Delito continuado de cohecho para quien cuenta nuestros votos

El auto del juez Manuel García Castellón de la Audiencia Nacional, el mismo con el que se imputa a Esperanza Aguirre y Cristina Cifuentes, no deja lugar a dudas: Indra, la multinacional tecnológica que fue ejemplo de Marca España, jugó un papel esencial en la financiación ilegal del Partido Popular (PP). ¿Por qué esta empresa continúa viviendo de la Administración Pública?


Sede de la tecnológica Indra // E.P.

Indra es la compañía que históricamente se ha paseado por los más diversos foros empresariales como un ejemplo de multinacional española. Hoy se le atribuye un delito continuado de cohecho. Según el auto, la empresa fue instrumento clave en los trapicheos del PP, robándonos a todas y todos, inflando contratos públicos para después desviar fondos a pagar las facturas de la banda de Aguirre. Algo, por otro lado, que no es nuevo, pues además de revelarse este tipo de prácticas con la trama Púnica, ya se hizo también con la trama Lezo.

Indra, especialista en Defensa y Tecnologías de la Información, tiene una dependencia del sector público en lo que ha ingresos se refiere. Al cabo del año, factura millones de euros adjudicándose los más diversos contratos públicos. ¿Saben qué es lo más inquietante? Que uno de esos contratos que históricamente le ha reportado muchos millones es el del escrutinio de las elecciones. La pregunta que surge, no exenta de temor, es ¿qué fiabilidad para tal cometido tiene una empresa acusada de un delito continuado de cohecho?

Es muy inquietante. A fin de cuentas, cortar el grifo electoral al partido que te está beneficiando es como matar a la gallina de los huevos de oro, ¿no es así? Como le gusta decir al personal directivo de este tipo de empresas, la relación delictiva entre el PP e Indra es una win-win, en la que todos ganan. ¿Todos? No, porque quien pierde es la democracia y la ciudadanía entera.
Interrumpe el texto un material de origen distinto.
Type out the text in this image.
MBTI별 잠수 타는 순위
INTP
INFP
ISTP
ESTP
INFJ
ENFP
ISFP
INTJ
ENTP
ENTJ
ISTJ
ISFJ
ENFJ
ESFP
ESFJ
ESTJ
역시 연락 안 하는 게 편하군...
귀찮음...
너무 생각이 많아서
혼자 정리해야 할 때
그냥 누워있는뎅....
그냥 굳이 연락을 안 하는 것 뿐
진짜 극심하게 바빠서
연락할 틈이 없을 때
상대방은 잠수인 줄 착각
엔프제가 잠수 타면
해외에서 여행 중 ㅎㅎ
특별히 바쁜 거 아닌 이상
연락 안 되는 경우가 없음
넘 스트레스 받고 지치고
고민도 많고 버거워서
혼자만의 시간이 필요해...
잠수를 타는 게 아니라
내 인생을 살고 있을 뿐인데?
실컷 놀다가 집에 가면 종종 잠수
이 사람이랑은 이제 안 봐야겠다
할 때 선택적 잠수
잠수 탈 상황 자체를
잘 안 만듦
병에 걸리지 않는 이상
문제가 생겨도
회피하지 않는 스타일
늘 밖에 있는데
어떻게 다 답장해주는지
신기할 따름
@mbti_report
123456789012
De producirse la sentencia en firme que confirme lo establecido por el juez García Castellón, quizás habría que plantearse sacar a Indra de todo concurso público durante una buena temporada. Para empezar, debería estar fuera de cualquier proceso electoral, porque se ha convertido en una empresa tóxica que no disfruta de la confianza ciudadana. ¿Y el resto de los contratos públicos? Pues tampoco; un barbecho de dinero público debería servir de escarmiento y  ejemplo para el empresariado. No basta con juzgar y condenar a los directivos que propiciaron la estafa a la ciudadanía, sino a la compañía en conjunto carente de los mecanismos de control suficientes para detectar tal delito.

Un barbecho, por otro lado, que deberían poner más en práctica las diferentes Administraciones, no sólo con las empresas condenadas por delitos, sino también con las que de manera continuada no realizan correctamente los trabajos encargados, fomentan la desigualdad, no son sostenibles, etc. Si se pusiera en práctica ese veto temporal -que no es más que cuidarse de quien no hace bien- y hubiera quien siguiera contratando, quizás se descubrirían más relaciones win-win… con la que perdemos el resto.